プロジェクトマネジメント(プロマネ)ツールは、チームのメンバー全員が日々利用することで導入効果が高まる。「Backlog」と「Brabio!」というクラウド型プロマネツールは、ゲーム的な楽しさを演出したり、進捗入力の手間を軽減したりすることで、メンバーの利用を促す。

 オープンソースソフト(OSS)の「Redmine」をはじめとするプロジェクトマネジメント(プロマネ)ツールを導入する現場が増えている。プロマネツールによってプロジェクトのタスクや課題の状況を管理したり、メンバー間の情報共有を促したりするのが目的である。

 ただしプロマネツールを導入しても、メンバーが使わなければ意味がない。例えば日次で進捗管理をしようとすれば、メンバー全員がそれぞれの担当タスクの状況を日々入力することが前提となる。情報共有にしても、メンバー全員が使ってこそ効果が上がる。

 そこで重要なのが、プロマネツールの使い勝手や利用を促す機能だ。この点を考慮したプロマネツールとして、ヌーラボの「Backlog」とブラビオの「Brabio!」が挙げられる(表1)。どちらもSaaSとして提供されるので、サーバーを用意したりインストールしたりする必要がなく、すぐ使い始められる。

表1●本記事で取り上げるクラウド型プロマネツール
表1●本記事で取り上げるクラウド型プロマネツール

ゲーミフィケーション機能を導入

 Backlogは、課題管理あるいは小規模なプロジェクトのタスク管理や情報共有に向くプロマネツールである。ただ、複数のタスクを階層構造化して管理することはできないので、WBS(Work Breakdown Structure)を作成するプロジェクトのタスク管理には向かないだろう。

 課題やタスクについては、担当者や期限を設定したり、状態(ステータス)を登録したりできる。これらの情報を基にガントチャートやバーンダウンチャート(課題やタスク全体の進捗を右肩下がりの折れ線で表したグラフ)を自動生成する機能もある。Wiki機能を使った情報共有も可能だ。

 Backlogの特徴は、ゲーミフィケーション機能を備えることである。ゲーミフィケーション機能とは、ゲーム的な楽しさを演出するものだ。

 例えば「スター」という機能では、メンバー同士で感謝、称賛、励ましの意味を込めて、星マークを贈り合える(図1上)。ちょっとしたコミュニケーションだが、これがBacklogを使い続ける動機になるという。

図1●Backlogのゲーミフィケーション機能の例
図1●Backlogのゲーミフィケーション機能の例

 またBacklogの各種画面で、利用者は自分をイメージしたアイコンや写真画像を表示できるのに加え、感情を表す絵文字を使える。

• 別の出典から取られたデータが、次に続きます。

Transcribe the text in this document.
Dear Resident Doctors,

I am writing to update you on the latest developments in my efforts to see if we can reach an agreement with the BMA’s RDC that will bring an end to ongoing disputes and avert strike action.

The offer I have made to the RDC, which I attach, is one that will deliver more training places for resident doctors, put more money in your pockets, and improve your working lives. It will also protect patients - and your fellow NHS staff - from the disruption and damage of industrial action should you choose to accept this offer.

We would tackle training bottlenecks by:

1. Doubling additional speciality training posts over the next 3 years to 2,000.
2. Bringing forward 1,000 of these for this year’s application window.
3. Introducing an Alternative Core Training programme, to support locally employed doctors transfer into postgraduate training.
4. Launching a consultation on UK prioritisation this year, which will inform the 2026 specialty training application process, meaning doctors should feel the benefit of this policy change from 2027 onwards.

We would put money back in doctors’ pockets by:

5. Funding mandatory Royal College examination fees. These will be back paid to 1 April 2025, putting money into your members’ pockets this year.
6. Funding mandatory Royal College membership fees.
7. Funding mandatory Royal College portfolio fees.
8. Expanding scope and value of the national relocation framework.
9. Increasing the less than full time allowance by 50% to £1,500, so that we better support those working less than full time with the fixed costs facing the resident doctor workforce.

 さらにバーンダウンチャートでは、進捗に関して実績と計画のずれが大きくなると炎上マークが表示される。これは注意喚起のためでゲーム的な楽しさにはつながらないが、特定のメンバーが一気にタスクを完了させてプロジェクト全体の遅れを取り戻した場合は、「○○さんのがんばりです!」といったメッセージがバーンダウンチャート上に表示される(図1下)。

 ヌーラボの縣(あがた) 俊貴氏(取締役)は、「ITエンジニアだけでなく、利用部門の関係者も使えるように、親しみやすいユーザーインタフェースにした」と話す。